GPT-BEM: Boundary Element Method (BEM) solver: In the regular version of GPT beamline components can be modelled using any combination of built-in elements, custom elements (user-defined code), and/or fieldmaps. For most applications that works well, where the natural workflow is to use the built-in analytical expression in the early design stages, and switch to 1D, 2D or 3D fieldmaps when the design is being finalised. However, some electron microscopy applications require fieldmaps with such high-precision that running a Finite Element solver becomes problematic, or not possible at all. The Boundaery Element Method (BEM) extension of GPT is written to make static electromagnetic field calculations possible in full 3D, even for the most complex geometries such as micro lens arrays or tip-geometires. We employ a method known as Boundary Element Method (BEM), where we essentially solve a 2D surface problem inside a 3D geomoetry.
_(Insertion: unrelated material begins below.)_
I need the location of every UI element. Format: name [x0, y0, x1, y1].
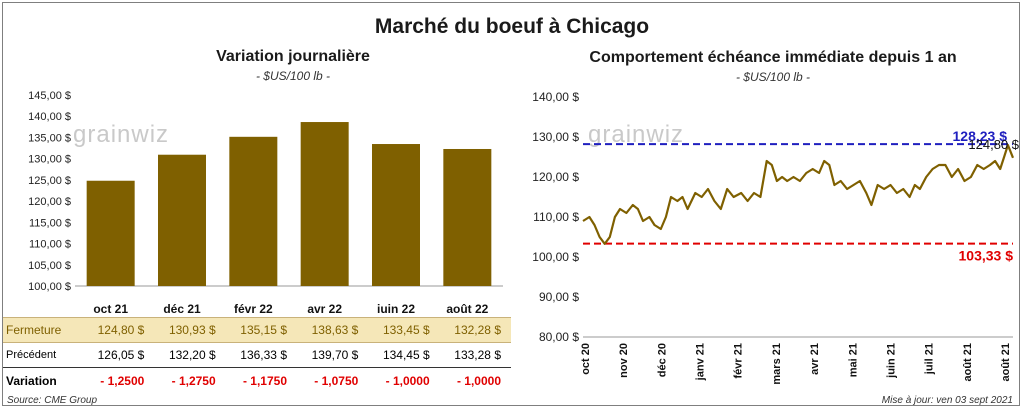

This reduction of dimensionality allows for a relative precision better than 10^{-6}, even for millions of surface trianges.

The GPT-BEM extension consists of the following components:

BEMdraw: A drawing components with STEP import

BEMmesh: A mesh generator

BEMsolve: Hierarchical Boundary Element Method (BEM) solver

Aberration analys

The normal GPT version can be used to track particle through the resulting BEM fields as calcualted by BEMsolve.

BEMdraw: is an ASCII-based geometric script processor for creating complex three-dimensional shapes. Geometric shapes such as multipoles, lens arrays and nanotip-geometries can be drawn fully parametric from scratch. Alternatively, a STEP file of an existing geometry can be importent and adjusted.

BEMmesh: creates a mesh tailor made for the Boundary Element Method: It eliminiates all high-apsect traingles and replaces them by almost equilateral triangles that slowly change in size.

BEMsolve: is the actual Boundary Element Method solver. It solves for the geometry, allowing eletrode voltages (and currents through coils) to be adjusted without the need to solve again. The output are the equivalent surface charges for unit potential (current), and optionally field multipole components up to 6^{th} order.

Aberrations: is an additional postprocessing feature in GPT itself that allows for the calculation of 3D aberration coefficients based upon tracking results. Distortions, on-axis aberrations such as sextupole component, and off-axis aberrations such as Coma are all fitted up to 7^{th} order. Also included are all chromatic dependencies.